Così nel suo mondo condividere le lenzuola con Lucia può avere lo stesso valore di annusare le mutandine di Blu. E noi ci troviamo ancora una volta di fronte a qualcuno che non si cura minimamente dei bisogni e della dignità dell'altra persona. Perché sarà pure finta la gelosia di Lucia (l'ultima edizione di Temptation Island la ricordiamo bene) ma nulla giustifica le parole con cui Renato ha raccontato, e proprio a quella Blu che accende la miccia e scappa, le sue prodezze intime con la Ilardo.
Solo che quando in puntata anche Selvaggia Lucarelli ha provato a spiegargli la pochezza del suo comportamento, lui ha preferito in sostanza darsi da solo del "poco ricettivo" anziché, magari, scusarsi con la diretta interessata. E non certo per il tanga. Se c'è qualcosa di peggiore delle parole che Renato ha riservato a Lucia, è il suo sentirsi al di sopra di ogni buona norma comportamentale. Perchè in questo caso parlare di empatia è veramente come decifrare un codice marziano.

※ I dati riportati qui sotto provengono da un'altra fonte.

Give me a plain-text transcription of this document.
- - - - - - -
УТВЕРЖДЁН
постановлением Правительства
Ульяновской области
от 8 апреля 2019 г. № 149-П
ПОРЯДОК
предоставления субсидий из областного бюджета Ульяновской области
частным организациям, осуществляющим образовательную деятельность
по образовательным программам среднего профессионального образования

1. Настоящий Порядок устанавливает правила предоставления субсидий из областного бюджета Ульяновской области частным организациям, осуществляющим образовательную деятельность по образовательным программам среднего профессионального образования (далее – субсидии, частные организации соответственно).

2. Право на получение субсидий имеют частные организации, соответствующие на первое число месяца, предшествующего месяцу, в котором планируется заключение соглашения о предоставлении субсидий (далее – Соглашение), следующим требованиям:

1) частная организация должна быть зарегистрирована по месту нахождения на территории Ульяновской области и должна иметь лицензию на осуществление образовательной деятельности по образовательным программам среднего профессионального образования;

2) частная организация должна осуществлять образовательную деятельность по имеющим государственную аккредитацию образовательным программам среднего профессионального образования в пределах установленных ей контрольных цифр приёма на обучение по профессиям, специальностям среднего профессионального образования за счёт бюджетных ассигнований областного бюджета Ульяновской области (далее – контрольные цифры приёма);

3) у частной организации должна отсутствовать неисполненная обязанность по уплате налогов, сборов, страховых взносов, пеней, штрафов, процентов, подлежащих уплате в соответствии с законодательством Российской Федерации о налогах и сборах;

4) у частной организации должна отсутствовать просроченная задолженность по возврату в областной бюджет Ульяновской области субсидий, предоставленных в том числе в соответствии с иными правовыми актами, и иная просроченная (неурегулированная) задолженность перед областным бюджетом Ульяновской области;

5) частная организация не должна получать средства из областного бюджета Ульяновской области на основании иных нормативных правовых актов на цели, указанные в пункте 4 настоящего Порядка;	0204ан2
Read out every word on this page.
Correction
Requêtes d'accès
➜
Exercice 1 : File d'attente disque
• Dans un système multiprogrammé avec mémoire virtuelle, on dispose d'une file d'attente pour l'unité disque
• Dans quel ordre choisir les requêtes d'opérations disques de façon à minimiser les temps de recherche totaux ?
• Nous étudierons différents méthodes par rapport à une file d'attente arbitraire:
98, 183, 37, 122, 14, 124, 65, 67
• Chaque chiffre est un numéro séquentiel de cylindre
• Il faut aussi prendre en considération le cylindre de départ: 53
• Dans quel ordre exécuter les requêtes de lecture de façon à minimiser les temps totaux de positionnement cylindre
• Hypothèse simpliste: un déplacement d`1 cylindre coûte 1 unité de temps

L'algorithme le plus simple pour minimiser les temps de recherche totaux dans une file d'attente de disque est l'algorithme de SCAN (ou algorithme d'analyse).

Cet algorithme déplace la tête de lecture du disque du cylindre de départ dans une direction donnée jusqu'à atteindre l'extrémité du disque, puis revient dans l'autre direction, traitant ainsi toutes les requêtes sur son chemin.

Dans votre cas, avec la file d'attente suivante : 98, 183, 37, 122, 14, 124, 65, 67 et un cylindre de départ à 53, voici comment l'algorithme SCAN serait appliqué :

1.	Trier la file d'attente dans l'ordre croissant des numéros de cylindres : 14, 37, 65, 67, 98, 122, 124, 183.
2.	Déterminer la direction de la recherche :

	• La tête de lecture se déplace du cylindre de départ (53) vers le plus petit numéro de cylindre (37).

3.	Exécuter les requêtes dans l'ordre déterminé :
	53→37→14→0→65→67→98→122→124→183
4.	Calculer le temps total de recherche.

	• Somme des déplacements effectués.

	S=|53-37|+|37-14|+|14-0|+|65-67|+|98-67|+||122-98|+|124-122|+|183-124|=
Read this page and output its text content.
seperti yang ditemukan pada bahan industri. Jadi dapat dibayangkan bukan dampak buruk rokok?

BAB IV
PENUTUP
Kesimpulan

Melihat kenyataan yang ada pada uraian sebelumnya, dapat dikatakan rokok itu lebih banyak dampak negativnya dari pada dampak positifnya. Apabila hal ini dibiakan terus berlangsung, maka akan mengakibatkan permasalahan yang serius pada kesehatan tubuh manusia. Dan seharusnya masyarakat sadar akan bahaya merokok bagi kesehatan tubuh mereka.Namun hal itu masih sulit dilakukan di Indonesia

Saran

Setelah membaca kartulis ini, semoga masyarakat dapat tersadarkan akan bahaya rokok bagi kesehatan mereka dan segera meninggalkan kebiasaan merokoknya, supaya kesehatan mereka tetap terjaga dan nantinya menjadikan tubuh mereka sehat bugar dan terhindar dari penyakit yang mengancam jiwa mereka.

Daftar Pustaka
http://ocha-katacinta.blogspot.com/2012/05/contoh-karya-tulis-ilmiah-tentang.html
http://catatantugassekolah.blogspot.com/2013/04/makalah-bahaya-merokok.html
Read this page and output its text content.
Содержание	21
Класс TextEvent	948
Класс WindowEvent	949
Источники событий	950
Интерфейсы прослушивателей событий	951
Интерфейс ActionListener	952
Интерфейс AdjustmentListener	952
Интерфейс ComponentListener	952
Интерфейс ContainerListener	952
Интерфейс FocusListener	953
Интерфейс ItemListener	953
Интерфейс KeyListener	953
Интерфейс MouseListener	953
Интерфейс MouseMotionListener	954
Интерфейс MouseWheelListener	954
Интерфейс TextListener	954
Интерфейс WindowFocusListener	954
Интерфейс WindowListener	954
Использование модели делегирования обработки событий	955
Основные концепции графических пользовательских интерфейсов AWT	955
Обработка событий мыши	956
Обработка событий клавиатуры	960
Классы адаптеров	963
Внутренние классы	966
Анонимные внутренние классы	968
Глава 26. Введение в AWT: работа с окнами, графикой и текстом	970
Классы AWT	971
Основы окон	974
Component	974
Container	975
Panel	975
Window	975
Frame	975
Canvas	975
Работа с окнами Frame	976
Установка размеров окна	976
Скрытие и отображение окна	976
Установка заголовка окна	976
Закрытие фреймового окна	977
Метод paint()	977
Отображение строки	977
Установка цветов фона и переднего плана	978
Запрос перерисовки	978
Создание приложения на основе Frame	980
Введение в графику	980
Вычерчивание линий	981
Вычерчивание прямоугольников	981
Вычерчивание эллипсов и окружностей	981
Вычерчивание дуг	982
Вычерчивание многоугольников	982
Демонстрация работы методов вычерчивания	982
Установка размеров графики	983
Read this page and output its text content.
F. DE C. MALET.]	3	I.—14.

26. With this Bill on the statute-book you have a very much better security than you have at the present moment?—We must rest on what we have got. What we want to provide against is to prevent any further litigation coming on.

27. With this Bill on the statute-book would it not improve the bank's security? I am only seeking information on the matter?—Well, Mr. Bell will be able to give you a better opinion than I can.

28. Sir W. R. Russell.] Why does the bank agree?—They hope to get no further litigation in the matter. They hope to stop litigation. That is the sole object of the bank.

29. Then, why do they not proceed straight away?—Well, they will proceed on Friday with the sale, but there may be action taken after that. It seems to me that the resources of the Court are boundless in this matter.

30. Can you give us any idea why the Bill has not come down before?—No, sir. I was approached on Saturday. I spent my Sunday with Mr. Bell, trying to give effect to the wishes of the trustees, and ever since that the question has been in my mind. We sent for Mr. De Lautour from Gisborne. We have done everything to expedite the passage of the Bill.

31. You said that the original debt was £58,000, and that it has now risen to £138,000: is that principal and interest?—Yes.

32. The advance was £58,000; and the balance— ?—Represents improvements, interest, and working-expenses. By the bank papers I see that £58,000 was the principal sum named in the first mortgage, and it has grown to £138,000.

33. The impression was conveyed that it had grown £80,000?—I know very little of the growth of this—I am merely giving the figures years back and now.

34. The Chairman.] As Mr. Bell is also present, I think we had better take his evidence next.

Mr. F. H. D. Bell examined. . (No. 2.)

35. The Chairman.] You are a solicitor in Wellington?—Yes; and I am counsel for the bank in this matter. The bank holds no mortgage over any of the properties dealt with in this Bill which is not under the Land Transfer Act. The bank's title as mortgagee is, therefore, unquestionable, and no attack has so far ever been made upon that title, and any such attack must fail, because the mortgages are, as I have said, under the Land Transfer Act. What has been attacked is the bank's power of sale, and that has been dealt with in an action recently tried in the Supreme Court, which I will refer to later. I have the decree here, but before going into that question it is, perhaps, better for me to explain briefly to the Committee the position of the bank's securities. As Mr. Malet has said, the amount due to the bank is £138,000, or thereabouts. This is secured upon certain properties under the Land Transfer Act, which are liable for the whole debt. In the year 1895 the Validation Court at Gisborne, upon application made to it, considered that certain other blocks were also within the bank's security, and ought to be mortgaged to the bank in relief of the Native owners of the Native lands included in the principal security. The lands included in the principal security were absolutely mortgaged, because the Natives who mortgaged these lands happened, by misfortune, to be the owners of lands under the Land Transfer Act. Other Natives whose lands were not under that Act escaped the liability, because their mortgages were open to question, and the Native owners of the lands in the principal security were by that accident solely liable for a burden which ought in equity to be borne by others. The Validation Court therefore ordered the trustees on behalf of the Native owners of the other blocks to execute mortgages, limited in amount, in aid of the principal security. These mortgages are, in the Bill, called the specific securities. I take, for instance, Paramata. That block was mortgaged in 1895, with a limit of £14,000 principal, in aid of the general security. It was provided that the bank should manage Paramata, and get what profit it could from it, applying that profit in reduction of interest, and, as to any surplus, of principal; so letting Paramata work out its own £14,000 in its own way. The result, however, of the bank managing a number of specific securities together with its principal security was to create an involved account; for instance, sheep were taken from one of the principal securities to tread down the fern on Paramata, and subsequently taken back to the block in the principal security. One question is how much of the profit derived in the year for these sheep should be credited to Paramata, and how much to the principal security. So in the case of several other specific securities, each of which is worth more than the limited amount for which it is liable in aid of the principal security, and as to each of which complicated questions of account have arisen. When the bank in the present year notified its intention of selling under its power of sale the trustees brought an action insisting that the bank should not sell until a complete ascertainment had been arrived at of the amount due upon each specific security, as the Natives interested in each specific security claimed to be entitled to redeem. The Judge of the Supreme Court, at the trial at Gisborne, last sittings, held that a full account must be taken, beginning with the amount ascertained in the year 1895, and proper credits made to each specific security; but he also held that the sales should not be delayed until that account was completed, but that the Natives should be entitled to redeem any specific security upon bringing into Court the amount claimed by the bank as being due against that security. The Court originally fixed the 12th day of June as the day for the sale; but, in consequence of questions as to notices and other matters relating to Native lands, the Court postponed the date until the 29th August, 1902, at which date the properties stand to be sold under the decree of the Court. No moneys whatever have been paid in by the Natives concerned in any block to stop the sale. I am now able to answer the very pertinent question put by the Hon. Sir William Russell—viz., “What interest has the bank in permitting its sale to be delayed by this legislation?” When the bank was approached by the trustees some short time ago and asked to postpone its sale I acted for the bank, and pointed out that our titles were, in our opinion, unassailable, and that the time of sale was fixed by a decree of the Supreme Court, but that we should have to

Raul Dumitras "sgama" Blu - voto: 6
La nomination fatta ieri sera non lo salverà dall'essere comunque messo nella "squadra Ikea" della casa, ma la sua presa di posizione su Blu ha spezzato la cortina di ipocrisia. A differenza di quanto fatto dai sodali Renato e Nicolò, lui ha deciso di non nominare Lucia (perché votare contro qualcuno che non ti ha fatto niente di male?), cosa che a quel punto non solo sarebbe stata troppo facile ma avrebbe anche fatto gridare alla strategia.
Raul ha preferito puntare il dito contro Blu, una che, come ha sottolineato anche la Mussolini, gioca con troppa facilità al ruolo della vittima. La motivazione del concorrente romano è stata però più "de core": Raul non riesce a capire chi sia Blu Barbara Prezia, non la capisce quando dice di "fare arte" ma non la manifesta mai in qualche forma. Quando dice di essere una cantante ma poi c'è sempre una chitarra scordata e un momento non favorevole per esibirsi.
Raul insomma, nella sua schiettezza, l'ha tirata fuori dalla tana e l'impressione è che, con l'arcinemica Ibiza fuori dai giochi, per la modella sia ormai finito il tempo delle risposte mancate e del nascondino.